Who designed the reverse of the 1995 Atlanta Olympic silver dollars?

William Krawczewicz. He designed a single reverse — two hands clasped beneath the Olympic flame and rings — that was used as the common reverse on all four of the 1995 silver dollars: Cycling, Track & Field, Gymnastics, and the Paralympic Blind Runner. The sculptor T. James Ferrell modeled it into the dies.

Did Krawczewicz design the James Madison portrait on the Bill of Rights dollar?

Yes. He designed the obverse — the heads side — of the 1993 Bill of Rights commemorative silver dollar, a portrait of James Madison, the principal author of the Bill of Rights. It was sculpted by Thomas D. Rogers. The reverse, showing Madison's Virginia home Montpelier, was designed by Dean McMullen.

Which Atlanta Olympic coins did Krawczewicz design?

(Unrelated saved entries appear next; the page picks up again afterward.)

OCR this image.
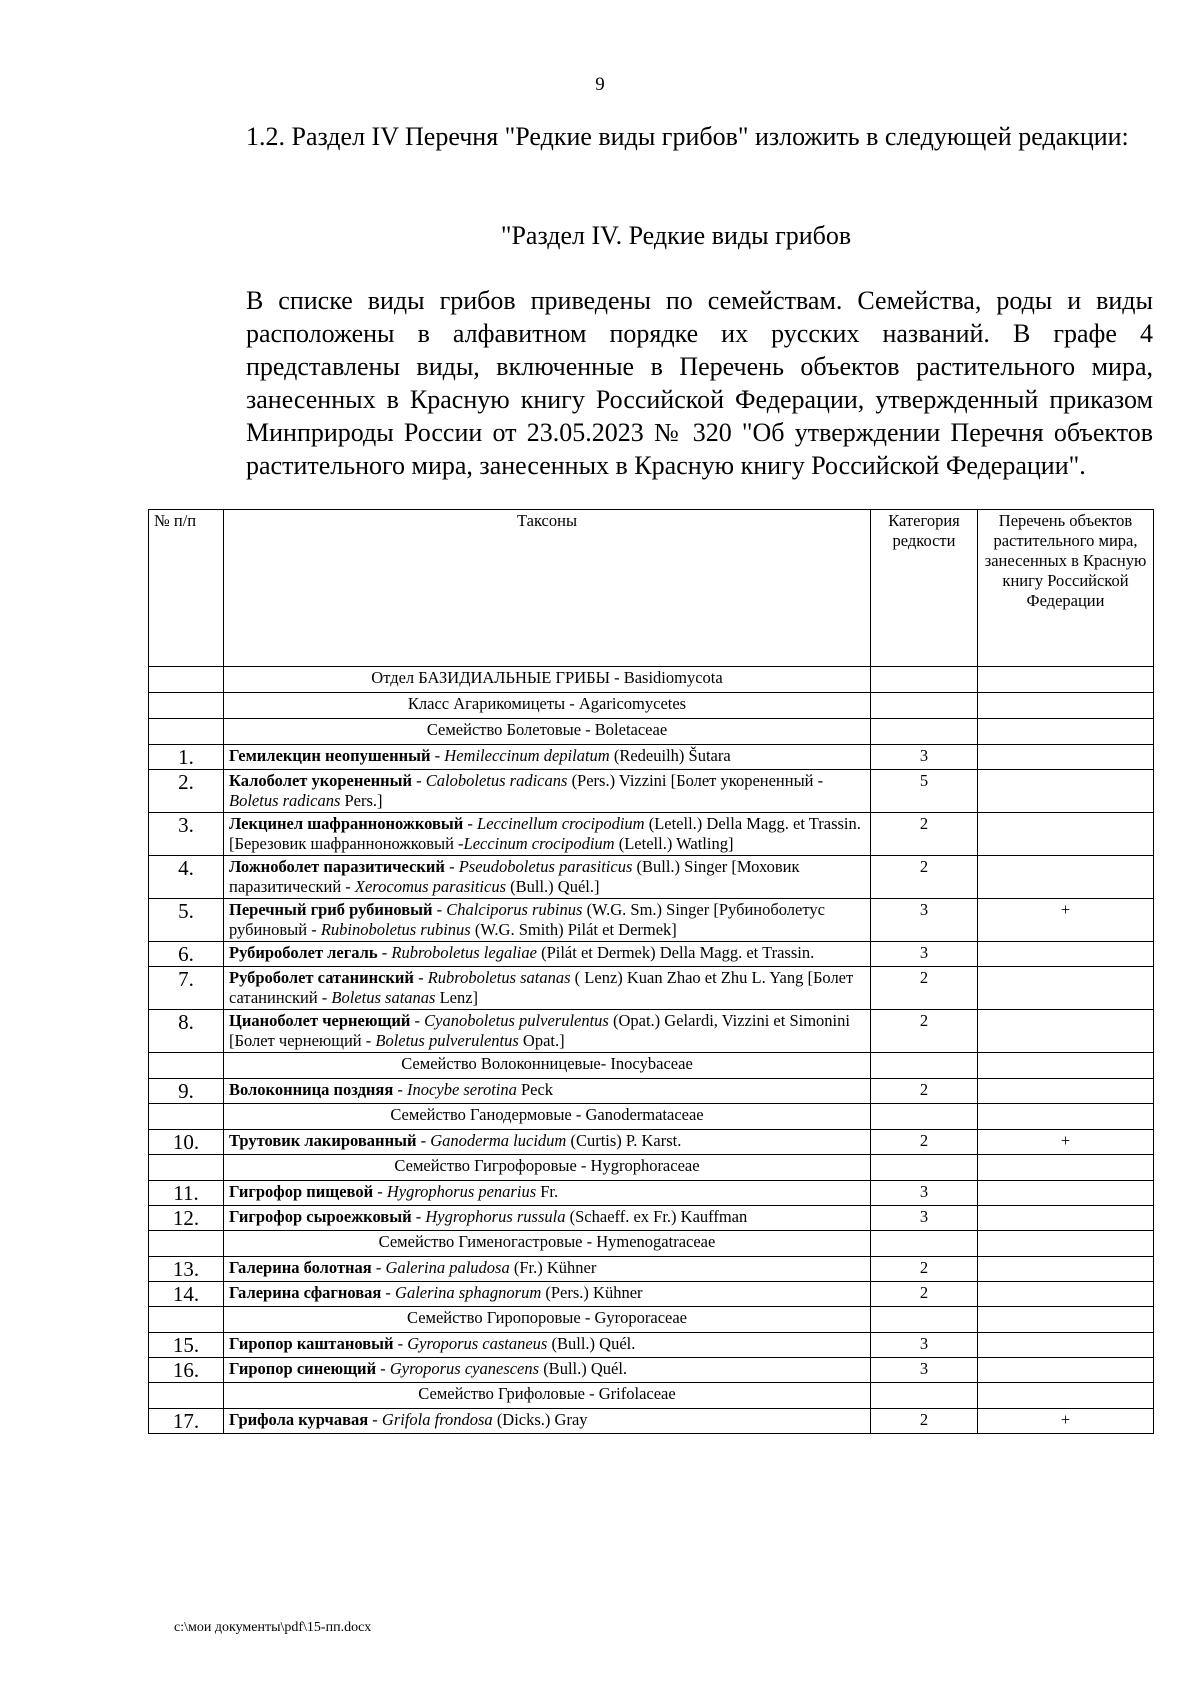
9
1.2. Раздел IV Перечня "Редкие виды грибов" изложить в следующей редакции:
"Раздел IV. Редкие виды грибов
В списке виды грибов приведены по семействам. Семейства, роды и виды
расположены в алфавитном порядке их русских названий. В графе 4
представлены виды, включенные в Перечень объектов растительного мира,
занесенных в Красную книгу Российской Федерации, утвержденный приказом
Минприроды России от 23.05.2023 № 320 "Об утверждении Перечня объектов
растительного мира, занесенных в Красную книгу Российской Федерации".
№ п/п	Таксоны	Категория редкости	Перечень объектов растительного мира, занесенных в Красную книгу Российской Федерации
	Отдел БАЗИДИАЛЬНЫЕ ГРИБЫ - Basidiomycota		
	Класс Агарикомицеты - Agaricomycetes		
	Семейство Болетовые - Boletaceae		
1.	Гемилекцин неопушенный - Hemileccinum depilatum (Redeuilh) Šutara	3	
2.	Калоболет укорененный - Caloboletus radicans (Pers.) Vizzini [Болет укорененный - Boletus radicans Pers.]	5	
3.	Лекцинел шафранноножковый - Leccinellum crocipodium (Letell.) Della Magg. et Trassin. [Березовик шафранноножковый -Leccinum crocipodium (Letell.) Watling]	2	
4.	Ложноболет паразитический - Pseudoboletus parasiticus (Bull.) Singer [Моховик паразитический - Xerocomus parasiticus (Bull.) Quél.]	2	
5.	Перечный гриб рубиновый - Chalciporus rubinus (W.G. Sm.) Singer [Рубиноболетус рубиновый - Rubinoboletus rubinus (W.G. Smith) Pilát et Dermek]	3	+
6.	Рубироболет легаль - Rubroboletus legaliae (Pilát et Dermek) Della Magg. et Trassin.	3	
7.	Руброболет сатанинский - Rubroboletus satanas ( Lenz) Kuan Zhao et Zhu L. Yang [Болет сатанинский - Boletus satanas Lenz]	2	
8.	Цианоболет чернеющий - Cyanoboletus pulverulentus (Opat.) Gelardi, Vizzini et Simonini [Болет чернеющий - Boletus pulverulentus Opat.]	2	
	Семейство Волоконницевые- Inocybaceae		
9.	Волоконница поздняя - Inocybe serotina Peck	2	
	Семейство Ганодермовые - Ganodermataceae		
10.	Трутовик лакированный - Ganoderma lucidum (Curtis) P. Karst.	2	+
	Семейство Гигрофоровые - Hygrophoraceae		
11.	Гигрофор пищевой - Hygrophorus penarius Fr.	3	
12.	Гигрофор сыроежковый - Hygrophorus russula (Schaeff. ex Fr.) Kauffman	3	
	Семейство Гименогастровые - Hymenogatraceae		
13.	Галерина болотная - Galerina paludosa (Fr.) Kühner	2	
14.	Галерина сфагновая - Galerina sphagnorum (Pers.) Kühner	2	
	Семейство Гиропоровые - Gyroporaceae		
15.	Гиропор каштановый - Gyroporus castaneus (Bull.) Quél.	3	
16.	Гиропор синеющий - Gyroporus cyanescens (Bull.) Quél.	3	
	Семейство Грифоловые - Grifolaceae		
17.	Грифола курчавая - Grifola frondosa (Dicks.) Gray	2	+
c:\мои документы\pdf\15-пп.docx
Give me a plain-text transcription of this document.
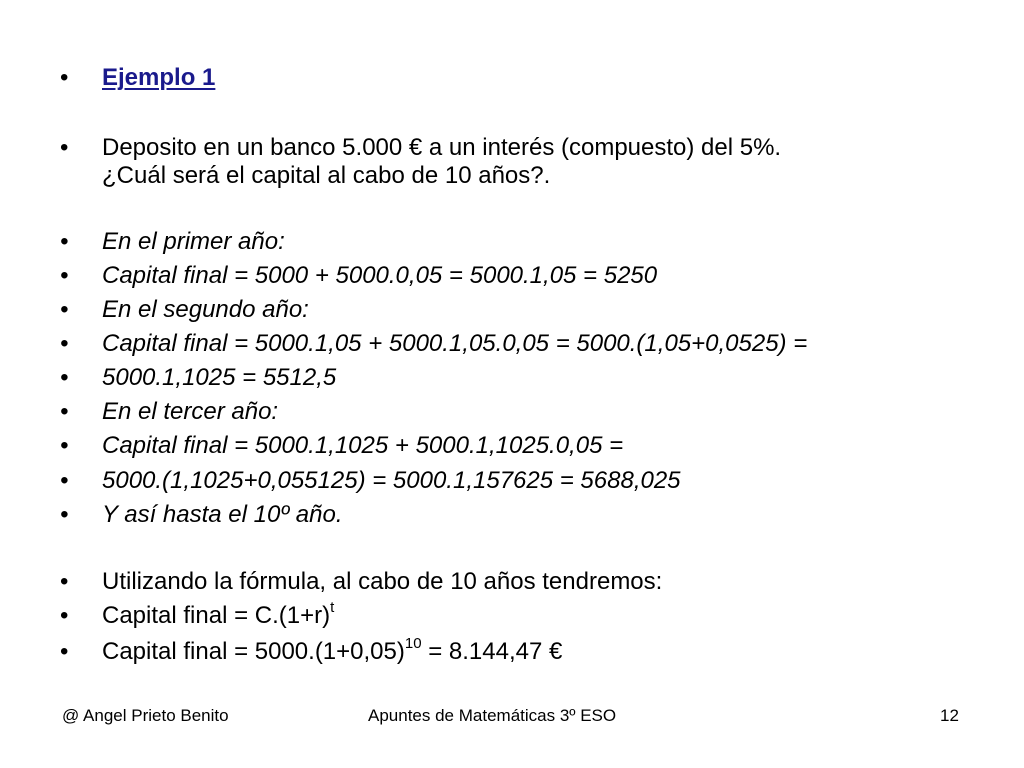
•	Ejemplo 1
•	Deposito en un banco 5.000 € a un interés (compuesto) del 5%.
¿Cuál será el capital al cabo de 10 años?.
•	En el primer año:
•	Capital final = 5000 + 5000.0,05 = 5000.1,05 = 5250
•	En el segundo año:
•	Capital final = 5000.1,05 + 5000.1,05.0,05 = 5000.(1,05+0,0525) =
•	5000.1,1025 = 5512,5
•	En el tercer año:
•	Capital final = 5000.1,1025 + 5000.1,1025.0,05 =
•	5000.(1,1025+0,055125) = 5000.1,157625 = 5688,025
•	Y así hasta el 10º año.
•	Utilizando la fórmula, al cabo de 10 años tendremos:
•	Capital final = $C.(1+r)^t$
•	Capital final = $5000.(1+0,05)^{10} = 8.144,47$ €
@ Angel Prieto Benito	Apuntes de Matemáticas 3º ESO	12
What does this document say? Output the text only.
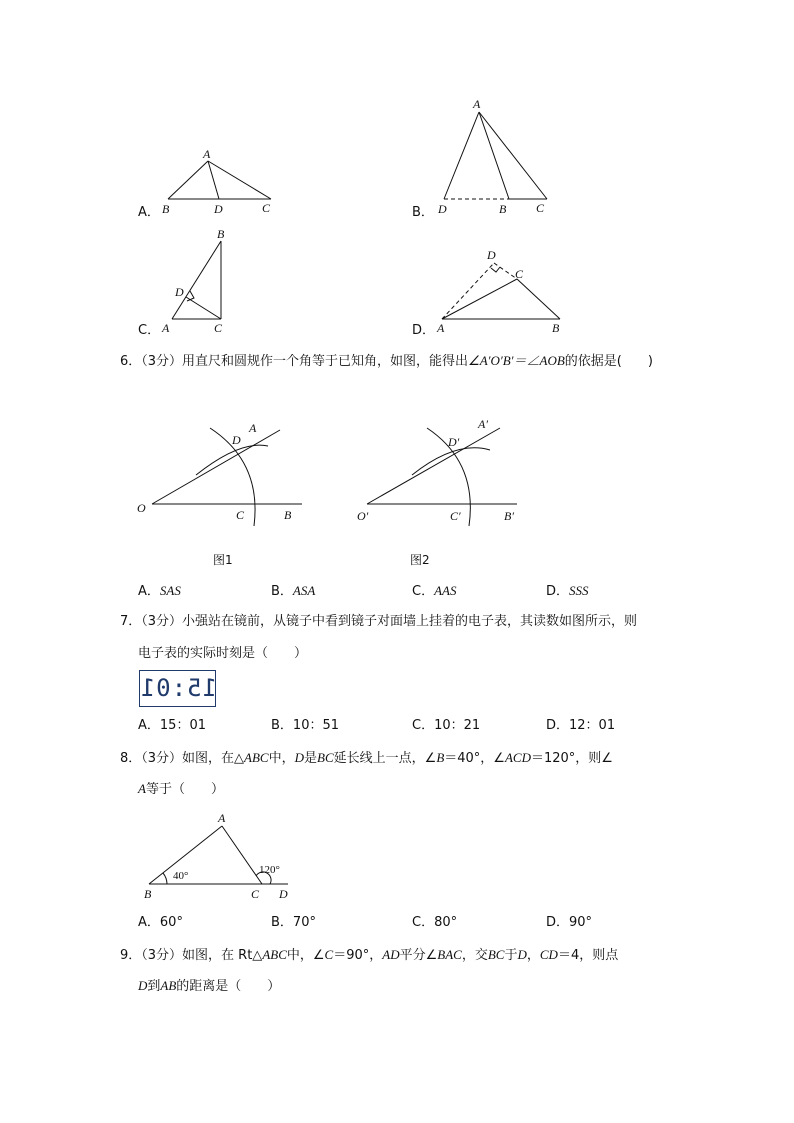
A．
A
B	D	C	B．
A
D	B C
C．
B
D
A	C	D．
D
C
A	B
6．（3分）用直尺和圆规作一个角等于已知角，如图，能得出∠A′O′B′＝∠AOB的依据是(　　)
O
A
D
C	B
图1
O′
A′
D′
C′	B′
图2
A．SAS	B．ASA	C．AAS	D．SSS
7．（3分）小强站在镜前，从镜子中看到镜子对面墙上挂着的电子表，其读数如图所示，则
电子表的实际时刻是（　　）
15:01
A．15：01	B．10：51	C．10：21	D．12：01
8．（3分）如图，在△ABC中，D是BC延长线上一点，∠B＝40°，∠ACD＝120°，则∠
A等于（　　）
A
B	C D
40°	120°
A．60°	B．70°	C．80°	D．90°
9．（3分）如图，在 Rt△ABC中，∠C＝90°，AD平分∠BAC，交BC于D，CD＝4，则点
D到AB的距离是（　　）
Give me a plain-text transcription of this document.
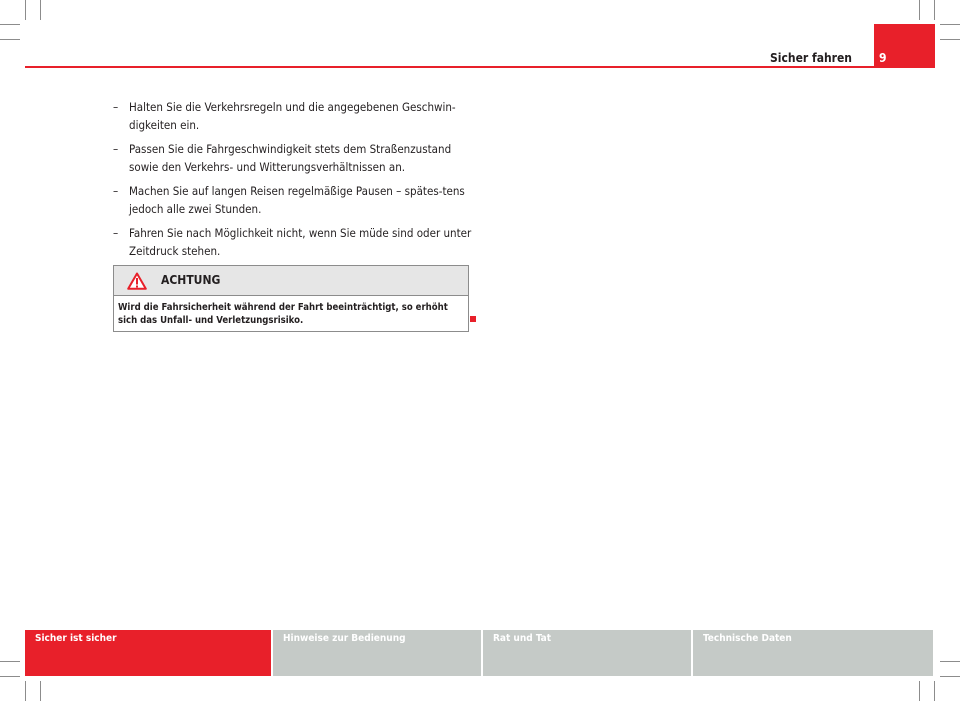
Sicher fahren 9
– Halten Sie die Verkehrsregeln und die angegebenen Geschwin-digkeiten ein.
– Passen Sie die Fahrgeschwindigkeit stets dem Straßenzustand sowie den Verkehrs- und Witterungsverhältnissen an.
– Machen Sie auf langen Reisen regelmäßige Pausen – spätes-tens jedoch alle zwei Stunden.
– Fahren Sie nach Möglichkeit nicht, wenn Sie müde sind oder unter Zeitdruck stehen.
ACHTUNG
Wird die Fahrsicherheit während der Fahrt beeinträchtigt, so erhöht sich das Unfall- und Verletzungsrisiko.
Sicher ist sicher	Hinweise zur Bedienung	Rat und Tat	Technische Daten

Several. He designed the shared clasped-hands reverse on the four 1995 silver dollars, the swimmer obverse on the 1996 Olympic Swimming half dollar, and the laurel-and-logo reverse on the 1996 Olympic Flag Bearer $5 gold coin. He has described designing three Olympic coins for the 1996 Atlanta summer games.

Why is he called 'Dollar Bill'?

Because he has designed both kinds of dollar — the coin and the note. After his coin work at the U.S. Mint, Krawczewicz became a banknote designer at the Bureau of Engraving and Printing, where he worked on the redesigned $10, $20 and $50 bills. The nickname stuck.

Did William Krawczewicz design any circulating coins?

Yes — the 2000 Maryland state quarter, his home state's entry in the 50 State Quarters program. It went on to be struck more than 1.2 billion times, making it by far his most widely produced design.